Because I am still working on Unheard and it's turning into rewriting the whole thing. Never doing it again. People say "I wish Morgenroth would turn her other horse book into digital format." Yeah, ain't gonna happen.
What are the 2 books I'm forgetting?? No, I shouldn't think about it. Okay, I had to look and be reminded. Yeah I'm definitely not revisiting those.
So there's a new Nikon out and it costs about $4000. I'm sure it's great. Do people make money as photographers now? With newspapers and magazines going out of business, it doesn't seem like the same vibrant arena that it was when I was a photography major. I'm sure some people do, but like anything there are so many people doing everything.
Seth Godin has a blog post about finding a niche and filling it. I agree. The problem I stated last week I think it was is that I'm sure the slices can be cut real thin and I'm sure even a small audience can be substantial but how do they find you? That's why we need the e-harmonybook edition.

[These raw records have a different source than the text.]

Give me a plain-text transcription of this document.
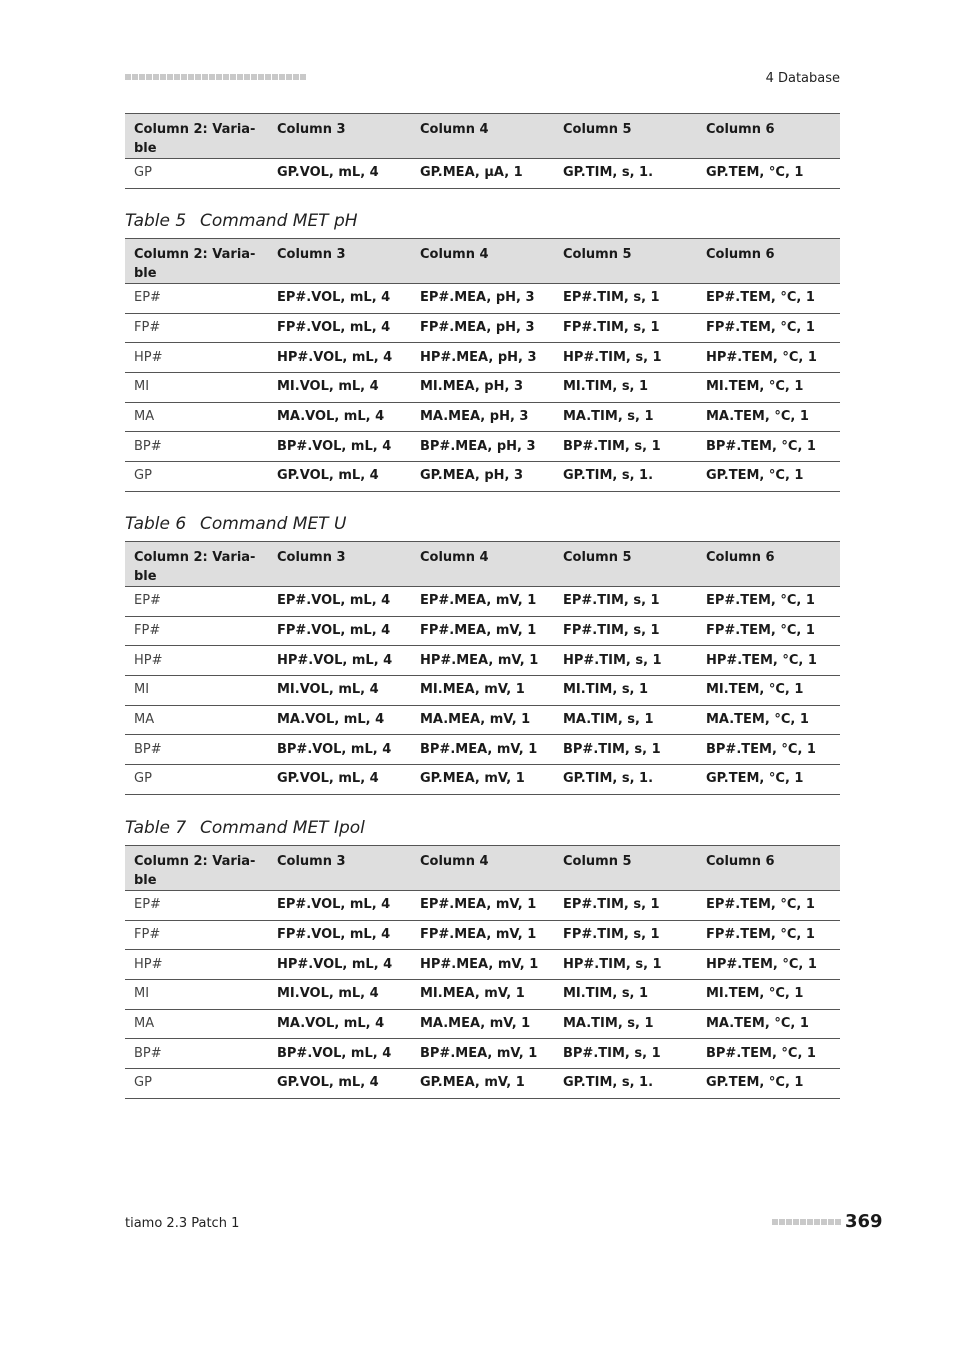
4 Database
Column 2: Varia-
ble	Column 3	Column 4	Column 5	Column 6
GP	GP.VOL, mL, 4	GP.MEA, µA, 1	GP.TIM, s, 1.	GP.TEM, °C, 1
Table 5 Command MET pH
Column 2: Varia-
ble	Column 3	Column 4	Column 5	Column 6
EP#	EP#.VOL, mL, 4	EP#.MEA, pH, 3	EP#.TIM, s, 1	EP#.TEM, °C, 1
FP#	FP#.VOL, mL, 4	FP#.MEA, pH, 3	FP#.TIM, s, 1	FP#.TEM, °C, 1
HP#	HP#.VOL, mL, 4	HP#.MEA, pH, 3	HP#.TIM, s, 1	HP#.TEM, °C, 1
MI	MI.VOL, mL, 4	MI.MEA, pH, 3	MI.TIM, s, 1	MI.TEM, °C, 1
MA	MA.VOL, mL, 4	MA.MEA, pH, 3	MA.TIM, s, 1	MA.TEM, °C, 1
BP#	BP#.VOL, mL, 4	BP#.MEA, pH, 3	BP#.TIM, s, 1	BP#.TEM, °C, 1
GP	GP.VOL, mL, 4	GP.MEA, pH, 3	GP.TIM, s, 1.	GP.TEM, °C, 1
Table 6 Command MET U
Column 2: Varia-
ble	Column 3	Column 4	Column 5	Column 6
EP#	EP#.VOL, mL, 4	EP#.MEA, mV, 1	EP#.TIM, s, 1	EP#.TEM, °C, 1
FP#	FP#.VOL, mL, 4	FP#.MEA, mV, 1	FP#.TIM, s, 1	FP#.TEM, °C, 1
HP#	HP#.VOL, mL, 4	HP#.MEA, mV, 1	HP#.TIM, s, 1	HP#.TEM, °C, 1
MI	MI.VOL, mL, 4	MI.MEA, mV, 1	MI.TIM, s, 1	MI.TEM, °C, 1
MA	MA.VOL, mL, 4	MA.MEA, mV, 1	MA.TIM, s, 1	MA.TEM, °C, 1
BP#	BP#.VOL, mL, 4	BP#.MEA, mV, 1	BP#.TIM, s, 1	BP#.TEM, °C, 1
GP	GP.VOL, mL, 4	GP.MEA, mV, 1	GP.TIM, s, 1.	GP.TEM, °C, 1
Table 7 Command MET Ipol
Column 2: Varia-
ble	Column 3	Column 4	Column 5	Column 6
EP#	EP#.VOL, mL, 4	EP#.MEA, mV, 1	EP#.TIM, s, 1	EP#.TEM, °C, 1
FP#	FP#.VOL, mL, 4	FP#.MEA, mV, 1	FP#.TIM, s, 1	FP#.TEM, °C, 1
HP#	HP#.VOL, mL, 4	HP#.MEA, mV, 1	HP#.TIM, s, 1	HP#.TEM, °C, 1
MI	MI.VOL, mL, 4	MI.MEA, mV, 1	MI.TIM, s, 1	MI.TEM, °C, 1
MA	MA.VOL, mL, 4	MA.MEA, mV, 1	MA.TIM, s, 1	MA.TEM, °C, 1
BP#	BP#.VOL, mL, 4	BP#.MEA, mV, 1	BP#.TIM, s, 1	BP#.TEM, °C, 1
GP	GP.VOL, mL, 4	GP.MEA, mV, 1	GP.TIM, s, 1.	GP.TEM, °C, 1
tiamo 2.3 Patch 1	369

Sorry. Back to the new wonderful Nikon. Is it more wonderful than my D7k? Is it $3000 more wonderful?
Again I'll say to Nikon--just give me a great camera with the least number of bells and whistles that will produce images that will make people keel over they're so fantastic. $1500 tops. I don't need video. And it's in the D7k. I love that camera. But a great part of what makes a photo fantastic is what the photographer brings to it, not what the tool brings to it. It's about vision. It's about telling a story in a meaningful way that touches the audience. 16 megapixels, 36 megapixels. At some point unless you're shooting for a billboard, it's overkill.
Photographers, or writers, need to have their very personalized vision and that's what you're selling.